もう一つの悩みの種は、5年前に組んだ「変動金利型住宅ローン」です。一人息子の成長に伴って教育費もこれからますますかかるというのに、銀行からは金利上昇の通知が届いています。現在は変動金利特有の「5年ルール(金利が上がっても5年間は毎月の返済額を変えない仕組み)」のおかげで手出しの金額は変わっていませんが、その内訳をみると、支払う利息の割合は確実に増えています。ところが、猶予期間が終わったあとの返済額アップも気になりつつも、いつから上がるのかもよくわかっていません。

70歳まで続く長いローン。家を購入したときは「繰上げ返済を頑張って定年退職前までには終わらせるぞ!」と意気込んでいましたが、車や家電の買い替え、昨今の物価上昇、そしてボーナスカットが重なり、思ったように実行できていません。

「家計も会社も同じだな。物価高に金利の上昇で頭が痛いよ。家を買ったときは物価高や金利の上昇なんて考えてもみなかったよ」とAさんは頭を抱えます。

サラリーマンを襲う「2つの2029年問題」

Aさんのような40代会社員にとって、実は2029年に会社や家計にとっての大きな問題が2つ同時にやってきます。

1.「情報I」世代の襲来による失業

1つ目は、データ分析やプログラミングスキルといったITスキルを持つ若手が大量に社会へ出てくることによる影響です。2022年に高校で情報科目が必修となり、2025年1月の大学入学共通テストからは情報Iの科目が追加されました。
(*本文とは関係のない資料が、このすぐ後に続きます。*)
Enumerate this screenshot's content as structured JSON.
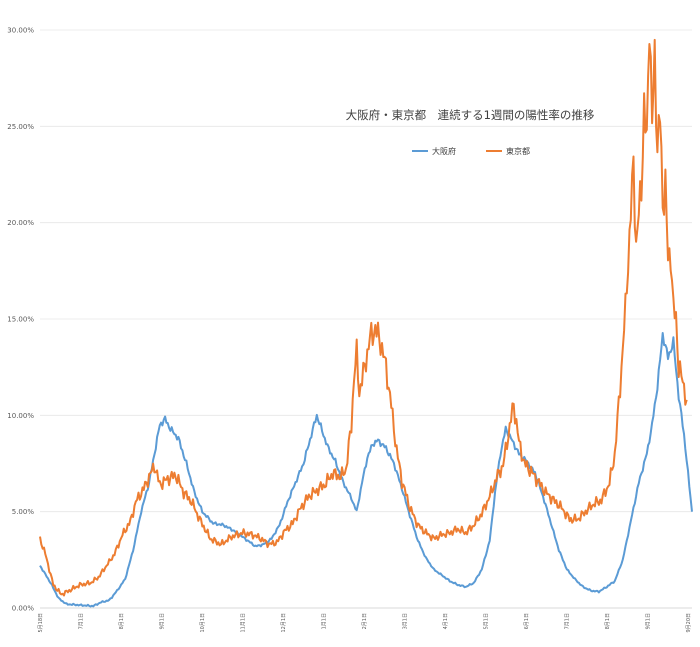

こうしたた学習や受験勉強をしてきた若手が大学を卒業し、就職するのが2029年度からなのです。

たかが高校での学習内容と侮ってはいけません。共通テストの情報Iはレベルが高く、2年目となった2026年1月の内容は難化しており、平均点は56.59点との発表もありました。筆者も実際に解いてみましたが、単なる知識だけでなく、長文読解力・論理思考力・プログラミングスキルが問われる、かなり高度な内容でした。

こういったITスキルのある若手が会社に入ってくると、ITスキルの差がコミュニケーションの壁になる可能性も大いに予想できます。それはやがて、モチベーションや生産性の低下にまでつながっていくともいわれています。

さらに、転職市場への影響も深刻です。ITスキルを持つ若手が増えれば、中高年は彼らと仕事を奪い合うことになります。AIの発達も凄まじい現代、ホワイトカラーの転職は年々難易度を増し、「ITスキルはあって当然」の流れになっていくでしょう。

2.住宅ローンの「支払い増」が現実になる年

2つ目は、住宅ローンの返済額改定です。日本でマイナス金利が解除されたのは、2024年3月のこと。それ以降、政策金利の上昇はすでに4回行われており、合わせて0.85%の上昇となっています(図表参照)。この政策金利は、日銀の政策決定会合で決まり、変動金利型ローンの目安となります。

出所:筆者作成 [図表]日本の政策金利推移(マイナス金利解除後) 出所:筆者作成

2024年3月から金利の上昇が始まっているため、その5年後、つまり「2029年春以降」に猶予期間が終了し、毎月の返済額が実際にアップする時期を迎えるのです。変動金利型住宅ローンの利用者は全体の7割を超えていますから、影響は大きいでしょう。

筆者はこれらを合わせて「2つの2029年問題」と呼んでいます。年功序列で「5年待てば給料が勝手に上がる」という時代は終わりました。5年ルールの猶予期間は、あくまで“返済額アップに備えるための準備期間”です。

・返済額はいくらになるか。

・定年退職時のローン残高がどれだけ増えるか。

ローン完済を目指すためにも、この2点はシミュレーションでいまのうちに確認しておきましょう。